Basándose en consideraciones exclusivamente militares, muchos analistas occidentales coinciden en restar importancia a la caída de Avdivka. Hay que poner al mal tiempo buena cara pero creo que, por desgracia, se equivocan. La guerra es un hecho político. A Putin, la conquista de la pequeña ciudad le garantiza cierta paz social durante algunos meses, los que necesita para completar su farsa electoral. A Zelenski, le creará problemas internos cuando menos los necesita. Si se repiten los éxitos militares de Putin, por modestos que sean, la sociedad rusa se cansará menos y la guerra se prolongará más. Y eso es algo que, entre todos, podíamos haber evitado.

Stalin murió en la cama con todas las riendas del poder en sus manos

Somos muchos los culpables de dar aire al criminal del Kremlin. Para empezar, el propio pueblo ruso, resignado a que se asesine impunemente a quienes traten de disputar el poder a su dictador, ayer Prigozhin y hoy Navalni. Stalin murió en la cama con todas las riendas del poder en sus manos. Putin, probablemente, hará lo mismo.

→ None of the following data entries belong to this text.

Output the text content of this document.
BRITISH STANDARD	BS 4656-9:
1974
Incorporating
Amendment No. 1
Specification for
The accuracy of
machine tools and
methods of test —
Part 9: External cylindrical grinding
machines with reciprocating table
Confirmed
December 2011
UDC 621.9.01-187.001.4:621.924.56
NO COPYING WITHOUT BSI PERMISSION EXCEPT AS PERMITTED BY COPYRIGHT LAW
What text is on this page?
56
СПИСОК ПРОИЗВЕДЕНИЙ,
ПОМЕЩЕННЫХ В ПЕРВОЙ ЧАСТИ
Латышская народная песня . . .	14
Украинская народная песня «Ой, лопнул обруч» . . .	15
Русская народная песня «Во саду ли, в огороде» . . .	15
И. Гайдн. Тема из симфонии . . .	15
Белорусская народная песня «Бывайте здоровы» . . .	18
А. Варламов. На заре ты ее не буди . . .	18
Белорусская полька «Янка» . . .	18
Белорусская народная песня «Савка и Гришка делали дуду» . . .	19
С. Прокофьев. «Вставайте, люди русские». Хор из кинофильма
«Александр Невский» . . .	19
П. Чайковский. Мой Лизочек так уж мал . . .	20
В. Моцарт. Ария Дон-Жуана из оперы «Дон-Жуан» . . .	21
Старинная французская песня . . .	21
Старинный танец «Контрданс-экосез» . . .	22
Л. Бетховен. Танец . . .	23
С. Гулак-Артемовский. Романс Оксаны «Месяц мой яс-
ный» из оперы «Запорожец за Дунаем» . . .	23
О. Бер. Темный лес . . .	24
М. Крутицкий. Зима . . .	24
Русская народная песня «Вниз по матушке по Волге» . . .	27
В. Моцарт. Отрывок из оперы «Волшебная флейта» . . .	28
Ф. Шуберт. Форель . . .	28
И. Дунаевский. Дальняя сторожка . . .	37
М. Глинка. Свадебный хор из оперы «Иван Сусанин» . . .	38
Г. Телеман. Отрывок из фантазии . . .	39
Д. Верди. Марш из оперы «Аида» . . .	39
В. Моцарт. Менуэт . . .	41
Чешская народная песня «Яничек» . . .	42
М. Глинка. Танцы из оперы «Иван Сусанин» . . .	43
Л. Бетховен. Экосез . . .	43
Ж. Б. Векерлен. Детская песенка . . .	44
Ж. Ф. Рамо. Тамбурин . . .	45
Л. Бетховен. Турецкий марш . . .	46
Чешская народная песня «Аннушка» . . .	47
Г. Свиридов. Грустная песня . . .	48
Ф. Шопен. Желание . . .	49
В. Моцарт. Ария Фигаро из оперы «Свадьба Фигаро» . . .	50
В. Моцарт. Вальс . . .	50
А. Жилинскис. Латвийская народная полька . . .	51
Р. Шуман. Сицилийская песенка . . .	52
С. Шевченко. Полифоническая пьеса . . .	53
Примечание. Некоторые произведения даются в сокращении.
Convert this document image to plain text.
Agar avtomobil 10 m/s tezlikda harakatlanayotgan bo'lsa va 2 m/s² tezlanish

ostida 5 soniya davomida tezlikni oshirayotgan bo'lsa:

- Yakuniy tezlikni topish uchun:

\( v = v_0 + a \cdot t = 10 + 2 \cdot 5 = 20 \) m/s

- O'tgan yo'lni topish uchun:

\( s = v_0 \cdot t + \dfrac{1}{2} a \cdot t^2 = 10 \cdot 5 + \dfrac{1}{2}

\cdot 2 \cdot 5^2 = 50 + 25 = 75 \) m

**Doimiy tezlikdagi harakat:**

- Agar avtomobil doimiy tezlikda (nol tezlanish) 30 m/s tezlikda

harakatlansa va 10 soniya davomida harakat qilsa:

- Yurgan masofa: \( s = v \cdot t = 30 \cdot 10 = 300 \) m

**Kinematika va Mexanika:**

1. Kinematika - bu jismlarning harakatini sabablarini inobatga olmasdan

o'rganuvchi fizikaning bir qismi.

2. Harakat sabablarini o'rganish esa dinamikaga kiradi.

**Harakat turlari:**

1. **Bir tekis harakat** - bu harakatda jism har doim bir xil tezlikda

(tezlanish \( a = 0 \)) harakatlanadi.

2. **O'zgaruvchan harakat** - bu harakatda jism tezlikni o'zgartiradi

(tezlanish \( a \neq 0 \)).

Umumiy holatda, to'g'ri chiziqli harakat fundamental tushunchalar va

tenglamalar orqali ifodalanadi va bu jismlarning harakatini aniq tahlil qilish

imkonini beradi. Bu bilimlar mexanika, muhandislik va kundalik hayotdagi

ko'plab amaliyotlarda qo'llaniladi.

Pero también Zelenski tiene parte de la culpa. Después de dos años de guerra, aún no ha conseguido movilizar a su sociedad. La ley redactada para hacerlo va y viene entre el Gobierno y el Parlamento y, mientras se discute si son galgos o son podencos, se mantiene en 27 años la edad mínima para el reclutamiento. Es cierto que, como Zelenski ha defendido, los jóvenes ucranianos tienen que estudiar. Pero quizá se haya equivocado al pensar que, con la ayuda de Occidente, podía ganar la guerra con menos sacrificios de los que exige la situación.

Por último, los países occidentales también tendríamos que haber hecho más. Las armas que necesita Ucrania se le han suministrado en cantidades demasiado escasas y demasiado tarde. Y sigue siendo así. No es solo la fabricación de munición de artillería, en la que parece mentira que Rusia y Corea del Norte puedan soñar en ganar la partida a los países más desarrollados del planeta. También duele en Ucrania que, mientras Rusia empieza a aprender cómo usar su aviación táctica –que en Avdivka, aprovechando que a Kiev se le agotan los misiles antiaéreos, se ha mostrado algo más activa que en otros lugares del frente– los imprescindibles cazas F-16 aún tardarán un año en plantarle cara.

Los únicos que no tienen nada que reprocharse son los soldados ucranianos. Como la guarnición del fuerte de San Luis de Bocachica, ellos han resistido hasta que se les ordenó retirarse. Con su sangre, han comprado tiempo. Es cosa de otros aprovechar mejor ese tiempo de cara al futuro.

Si Kiev toma las medidas necesarias para darles relevo y si Occidente les suministra las armas que necesitan, las tropas ucranianas contendrán al Ejército ruso tantos años como sea necesario. Putin, que tantas veces ha celebrado la victoria que aún no ha conseguido, habrá vendido la piel del oso antes de cazarlo. Exactamente igual que el británico Vernon. O –para qué ir tan lejos– como el mismísimo CIS de Tezanos.